Insofar as the state, and the prison administration, know that solitary confinement drives people insane through isolation and torture, its use signifies that the state desires this outcome. That is a political desire, a desire to do irrevocable damage to people. It happens silently, as punishment for thinking autonomously, for self-respect against the violence of imprisonment, as a political stance. On the street, however, when comparable irrevocable damage occurs, as when a cop shoots someone, he must give an account. “He was reaching in his waistband, and I felt threatened” (Gary King). “He attacked me and tried to grab my gun” (Michael Brown, shot as he stood a 100 feet away). “She became uncooperative, and made a threatening gesture.” These appear as mantras in all parts of the country. The uniformity of these excuses give them away as formulas, not reasons. They are tacit admissions that no threat existed, only disobedience, and self-defensive resistance.

In California, a small 80 year old black woman, a grandmother, was shot 6 times as she stood in her driveway with a one inch kitchen paring knife in her hand for having ignored the cops’ screams to “drop your weapon.” A black teenager in North Carolina, while undergoing some emotional trauma, was shot on his own living room floor in front of his mother for resisting being handcuffed.

To disobey an unauthorized command is to defend one’s freedom.

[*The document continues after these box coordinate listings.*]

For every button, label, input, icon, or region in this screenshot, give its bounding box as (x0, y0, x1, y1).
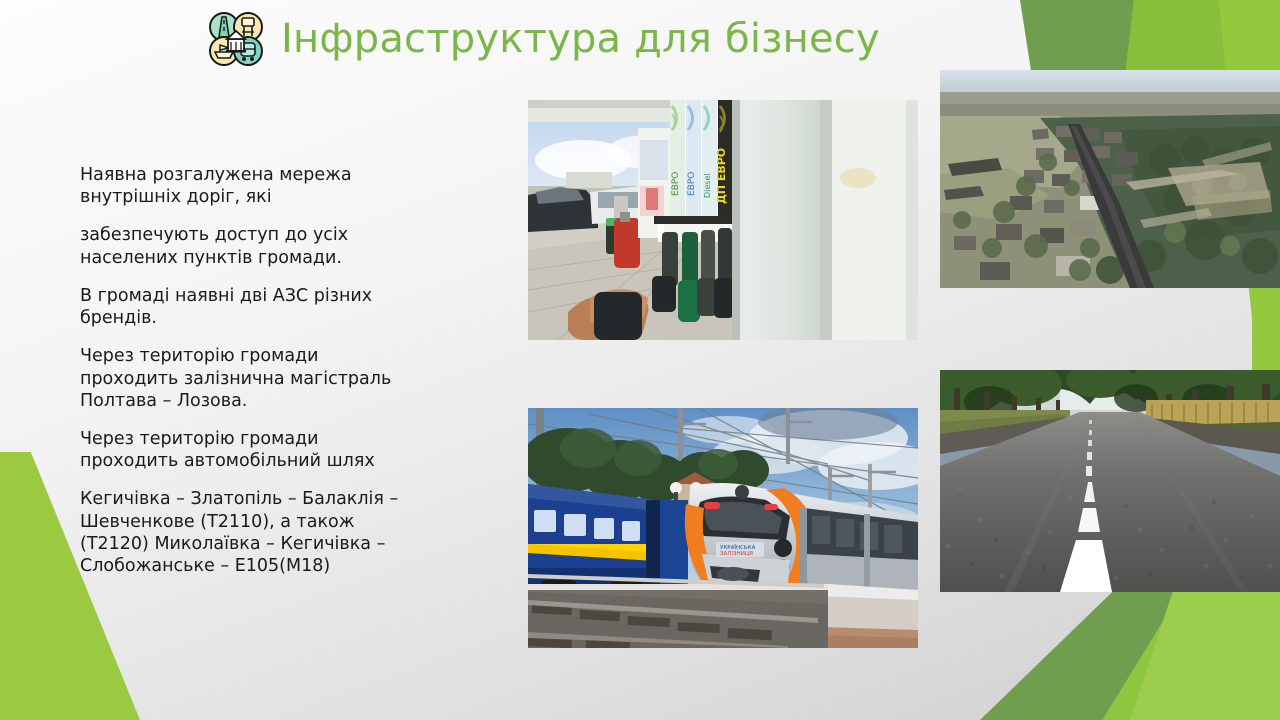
svg-text:ЗАЛІЗНИЦЯ: ЗАЛІЗНИЦЯ (720, 551, 753, 557)
paragraph-railway: Через територію громади проходить залізн… (80, 345, 480, 412)
svg-text:ДП ЕВРО: ДП ЕВРО (715, 148, 728, 204)
svg-text:ЕВРО: ЕВРО (687, 172, 697, 196)
svg-text:Diesel: Diesel (703, 173, 712, 198)
paragraph-gas-stations: В громаді наявні дві АЗС різних брендів. (80, 285, 480, 329)
slide-header: Інфраструктура для бізнесу (205, 8, 880, 70)
train-photo: УКРАЇНСЬКА ЗАЛІЗНИЦЯ (528, 408, 918, 648)
presentation-slide: Інфраструктура для бізнесу Наявна розгал… (0, 0, 1280, 720)
paragraph-access: забезпечують доступ до усіх населених пу… (80, 224, 480, 268)
gas-station-photo: 3|4 ЕВР (528, 100, 918, 340)
page-title: Інфраструктура для бізнесу (281, 16, 880, 62)
aerial-village-photo (940, 70, 1280, 288)
infrastructure-icon (205, 8, 267, 70)
svg-text:ЕВРО: ЕВРО (671, 172, 681, 196)
svg-text:УКРАЇНСЬКА: УКРАЇНСЬКА (720, 544, 756, 551)
paragraph-roads-network: Наявна розгалужена мережа внутрішніх дор… (80, 164, 480, 208)
paragraph-highway-intro: Через територію громади проходить автомо… (80, 428, 480, 472)
road-photo (940, 370, 1280, 592)
body-text-block: Наявна розгалужена мережа внутрішніх дор… (80, 164, 480, 577)
paragraph-highway-routes: Кегичівка – Златопіль – Балаклія – Шевче… (80, 488, 480, 577)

For a cop to demand obedience, under threat of arrest or execution, is to criminalize that freedom. Inside prison, it is unfreedom that is criminalized. On both sides of the wall, what is the same is the police demand for obedience, for acceptance of lesser status as a person and a withholding of rights. It marks the power to control. And insofar as it happens to people of color mostly, it is racialized control. Control, obedience, and the imposition of lesser status dimension a process of racialization.

And like all anti-democracy, it deploys extremes. A homeless man, camped on a hill above Albuquerque, faces four cops training their rifles on him (in the police video). When he agrees to come down off the hill, picking up his bundles, the cops shoot a stun grenade, and then open fire with bullets. They approach his corpse, and like demented drunkards, shoot him again and again while shouting “drop your weapon.”